Number One on that list:
1. Be a man — a manly man! “Fatherhood isn’t just manliness,” Last writes in the collection’s introductory essay. “It’s the purest form of the good side of manliness, the side that brings light into the world. . . . If we are failing as a nation, it may be because we’re failing at manliness. And if we are failing at manliness, it’s probably because we’re failing at fatherhood.” By fatherhood, Last explains, “I refer to the raising and caring for, as opposed to the siring of, children. . . . The single worst thing men have done over the last two generations is to abandon their families.”
Raising and caring for children? That sounds downright liberal to me.
Wednesday, April 29, 2015
Today gay marriage is obviously the big issue. And there a lot of articles and commentaries about it.
Here are a couple that I chose. The Most Awkward Moments during oral argument, discussed here.
From the NYT.
From the Fox News.
A commentary by Toobin in the New Yorker; he thinks the Court will decide in favor of gay marriage.
An editorial by the conservative National Review.
Saturday, April 25, 2015
My colleagues and I have been discussing this issue.
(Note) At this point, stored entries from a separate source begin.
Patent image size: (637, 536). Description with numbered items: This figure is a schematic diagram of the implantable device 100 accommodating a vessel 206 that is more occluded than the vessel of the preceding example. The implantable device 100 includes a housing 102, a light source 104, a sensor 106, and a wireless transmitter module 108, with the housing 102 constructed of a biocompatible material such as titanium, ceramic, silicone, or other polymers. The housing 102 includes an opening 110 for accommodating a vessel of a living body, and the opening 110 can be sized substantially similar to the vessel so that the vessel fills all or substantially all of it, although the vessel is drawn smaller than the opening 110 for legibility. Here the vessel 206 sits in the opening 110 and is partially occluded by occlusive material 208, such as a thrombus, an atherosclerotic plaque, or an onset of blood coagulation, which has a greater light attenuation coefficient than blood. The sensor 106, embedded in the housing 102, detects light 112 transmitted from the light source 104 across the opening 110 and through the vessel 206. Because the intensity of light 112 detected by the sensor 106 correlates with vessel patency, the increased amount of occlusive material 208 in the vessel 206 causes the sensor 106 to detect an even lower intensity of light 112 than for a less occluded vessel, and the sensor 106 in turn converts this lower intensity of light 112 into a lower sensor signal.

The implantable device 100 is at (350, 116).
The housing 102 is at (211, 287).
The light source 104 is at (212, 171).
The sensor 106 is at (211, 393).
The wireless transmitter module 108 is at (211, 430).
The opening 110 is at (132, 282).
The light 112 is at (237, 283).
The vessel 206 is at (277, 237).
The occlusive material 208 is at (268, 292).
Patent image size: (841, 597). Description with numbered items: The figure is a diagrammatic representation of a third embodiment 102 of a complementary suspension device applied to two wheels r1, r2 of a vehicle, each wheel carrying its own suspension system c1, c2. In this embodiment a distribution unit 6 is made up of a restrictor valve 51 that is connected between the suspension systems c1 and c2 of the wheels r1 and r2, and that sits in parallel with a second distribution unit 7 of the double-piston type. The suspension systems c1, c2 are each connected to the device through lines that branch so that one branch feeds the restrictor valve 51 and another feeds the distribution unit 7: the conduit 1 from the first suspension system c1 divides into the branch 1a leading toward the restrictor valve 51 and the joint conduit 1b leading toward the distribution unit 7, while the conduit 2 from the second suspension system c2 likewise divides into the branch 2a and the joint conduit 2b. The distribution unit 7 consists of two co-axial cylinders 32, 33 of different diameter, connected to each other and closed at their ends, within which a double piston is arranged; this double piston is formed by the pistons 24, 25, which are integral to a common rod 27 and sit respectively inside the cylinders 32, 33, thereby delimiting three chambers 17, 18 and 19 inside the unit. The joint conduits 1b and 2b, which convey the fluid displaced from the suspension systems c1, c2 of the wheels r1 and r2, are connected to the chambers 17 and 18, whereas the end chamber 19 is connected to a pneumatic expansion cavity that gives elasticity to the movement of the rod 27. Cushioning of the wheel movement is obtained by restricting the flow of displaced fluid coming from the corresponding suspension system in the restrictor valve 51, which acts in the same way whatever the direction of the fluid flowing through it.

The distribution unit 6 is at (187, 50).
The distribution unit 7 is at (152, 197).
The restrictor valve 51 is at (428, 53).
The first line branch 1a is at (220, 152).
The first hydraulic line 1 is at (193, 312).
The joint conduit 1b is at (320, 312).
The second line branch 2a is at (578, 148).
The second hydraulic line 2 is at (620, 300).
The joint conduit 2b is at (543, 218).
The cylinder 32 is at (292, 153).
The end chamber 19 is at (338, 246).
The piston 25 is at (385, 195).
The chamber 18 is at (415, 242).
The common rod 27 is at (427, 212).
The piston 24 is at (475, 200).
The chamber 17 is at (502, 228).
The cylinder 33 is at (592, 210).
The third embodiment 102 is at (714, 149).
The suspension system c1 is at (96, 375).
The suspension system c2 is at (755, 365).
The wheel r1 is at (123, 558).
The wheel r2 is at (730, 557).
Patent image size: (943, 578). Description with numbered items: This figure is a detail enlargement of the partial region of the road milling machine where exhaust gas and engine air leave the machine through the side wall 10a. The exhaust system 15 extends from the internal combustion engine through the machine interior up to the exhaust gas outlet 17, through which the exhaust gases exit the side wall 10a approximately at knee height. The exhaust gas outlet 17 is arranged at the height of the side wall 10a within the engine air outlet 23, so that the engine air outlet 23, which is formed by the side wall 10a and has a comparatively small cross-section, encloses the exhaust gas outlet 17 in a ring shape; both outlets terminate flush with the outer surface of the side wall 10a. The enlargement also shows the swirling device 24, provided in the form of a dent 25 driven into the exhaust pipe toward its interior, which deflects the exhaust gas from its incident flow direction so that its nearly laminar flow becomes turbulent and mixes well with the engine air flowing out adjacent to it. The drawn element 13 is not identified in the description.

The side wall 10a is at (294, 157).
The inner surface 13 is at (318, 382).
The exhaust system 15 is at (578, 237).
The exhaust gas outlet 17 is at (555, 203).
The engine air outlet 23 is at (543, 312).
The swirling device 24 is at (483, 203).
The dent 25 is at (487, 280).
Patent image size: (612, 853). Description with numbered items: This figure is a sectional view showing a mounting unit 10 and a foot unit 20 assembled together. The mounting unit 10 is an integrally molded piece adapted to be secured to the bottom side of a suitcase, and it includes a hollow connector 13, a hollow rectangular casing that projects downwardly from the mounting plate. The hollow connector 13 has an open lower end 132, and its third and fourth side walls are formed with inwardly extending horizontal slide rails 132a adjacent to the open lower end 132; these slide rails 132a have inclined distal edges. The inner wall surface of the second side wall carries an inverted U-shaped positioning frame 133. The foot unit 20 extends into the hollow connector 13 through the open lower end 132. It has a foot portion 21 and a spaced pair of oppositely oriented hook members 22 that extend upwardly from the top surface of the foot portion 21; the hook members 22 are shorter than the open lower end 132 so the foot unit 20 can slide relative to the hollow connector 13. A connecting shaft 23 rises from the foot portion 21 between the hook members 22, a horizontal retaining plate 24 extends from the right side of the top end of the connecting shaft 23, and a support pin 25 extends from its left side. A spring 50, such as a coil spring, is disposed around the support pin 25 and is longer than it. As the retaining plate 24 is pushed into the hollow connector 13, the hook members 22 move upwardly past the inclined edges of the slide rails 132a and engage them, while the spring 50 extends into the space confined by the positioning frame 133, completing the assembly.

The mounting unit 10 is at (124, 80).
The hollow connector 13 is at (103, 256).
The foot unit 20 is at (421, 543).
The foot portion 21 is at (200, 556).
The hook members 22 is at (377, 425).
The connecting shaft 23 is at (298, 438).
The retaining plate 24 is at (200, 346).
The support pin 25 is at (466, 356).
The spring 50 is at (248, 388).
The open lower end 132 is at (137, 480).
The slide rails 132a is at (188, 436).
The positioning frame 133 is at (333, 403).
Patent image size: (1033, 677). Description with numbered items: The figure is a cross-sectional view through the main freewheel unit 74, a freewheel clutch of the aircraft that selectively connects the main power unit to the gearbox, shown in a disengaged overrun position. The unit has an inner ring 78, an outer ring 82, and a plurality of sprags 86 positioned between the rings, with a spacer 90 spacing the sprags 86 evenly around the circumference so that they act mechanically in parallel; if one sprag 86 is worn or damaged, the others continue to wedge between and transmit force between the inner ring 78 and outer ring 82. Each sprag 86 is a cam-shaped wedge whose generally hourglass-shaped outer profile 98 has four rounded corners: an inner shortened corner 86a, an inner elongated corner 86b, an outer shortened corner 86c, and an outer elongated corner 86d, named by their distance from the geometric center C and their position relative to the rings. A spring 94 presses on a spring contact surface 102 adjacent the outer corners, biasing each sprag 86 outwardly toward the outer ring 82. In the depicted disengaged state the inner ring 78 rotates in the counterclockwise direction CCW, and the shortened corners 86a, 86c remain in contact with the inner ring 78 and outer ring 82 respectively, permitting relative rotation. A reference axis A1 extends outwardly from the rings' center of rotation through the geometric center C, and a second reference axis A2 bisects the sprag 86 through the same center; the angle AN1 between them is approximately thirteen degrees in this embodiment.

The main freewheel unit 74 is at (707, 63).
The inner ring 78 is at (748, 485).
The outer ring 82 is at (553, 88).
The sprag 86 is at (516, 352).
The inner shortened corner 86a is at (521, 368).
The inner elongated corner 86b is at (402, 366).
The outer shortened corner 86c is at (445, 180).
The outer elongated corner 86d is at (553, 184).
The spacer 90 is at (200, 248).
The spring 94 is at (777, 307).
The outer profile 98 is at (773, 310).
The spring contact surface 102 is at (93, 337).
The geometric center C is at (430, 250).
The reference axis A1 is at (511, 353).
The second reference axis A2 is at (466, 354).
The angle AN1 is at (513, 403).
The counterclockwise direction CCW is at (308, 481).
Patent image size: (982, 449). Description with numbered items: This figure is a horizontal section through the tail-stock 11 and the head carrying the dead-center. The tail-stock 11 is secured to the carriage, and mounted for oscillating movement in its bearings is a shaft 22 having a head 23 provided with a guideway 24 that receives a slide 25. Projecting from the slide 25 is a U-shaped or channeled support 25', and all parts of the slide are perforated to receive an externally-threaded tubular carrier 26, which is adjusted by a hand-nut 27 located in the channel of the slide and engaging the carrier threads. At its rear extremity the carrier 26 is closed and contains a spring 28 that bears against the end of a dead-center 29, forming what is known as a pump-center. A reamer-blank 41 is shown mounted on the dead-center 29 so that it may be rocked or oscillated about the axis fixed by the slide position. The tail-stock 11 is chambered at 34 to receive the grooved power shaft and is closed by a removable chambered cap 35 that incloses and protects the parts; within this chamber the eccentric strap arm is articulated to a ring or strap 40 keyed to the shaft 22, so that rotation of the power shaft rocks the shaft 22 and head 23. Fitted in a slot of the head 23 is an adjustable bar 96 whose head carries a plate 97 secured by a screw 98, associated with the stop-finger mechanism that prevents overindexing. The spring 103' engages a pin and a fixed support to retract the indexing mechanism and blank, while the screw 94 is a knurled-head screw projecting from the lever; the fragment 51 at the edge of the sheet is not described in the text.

In the family law context, there is a rise of law firms that represent only male parties, often due to an affiliation with the father's rights movement.
We didn't come up with any answers, just flagged some of the questions:
Does the civil rights law apply? Are law firms "public accommodations" under the Civil Rights Act? They are defined as public accommodations under the ADA - any relevance? Is the licensing of lawyers sufficient state action? Maybe the commerce clause?
Don't lawyers have the right to choose their own clients? A First Amendment right of association? Or what about a religious right under Hobby Lobby?
What about ethical rules for lawyers against discrimination?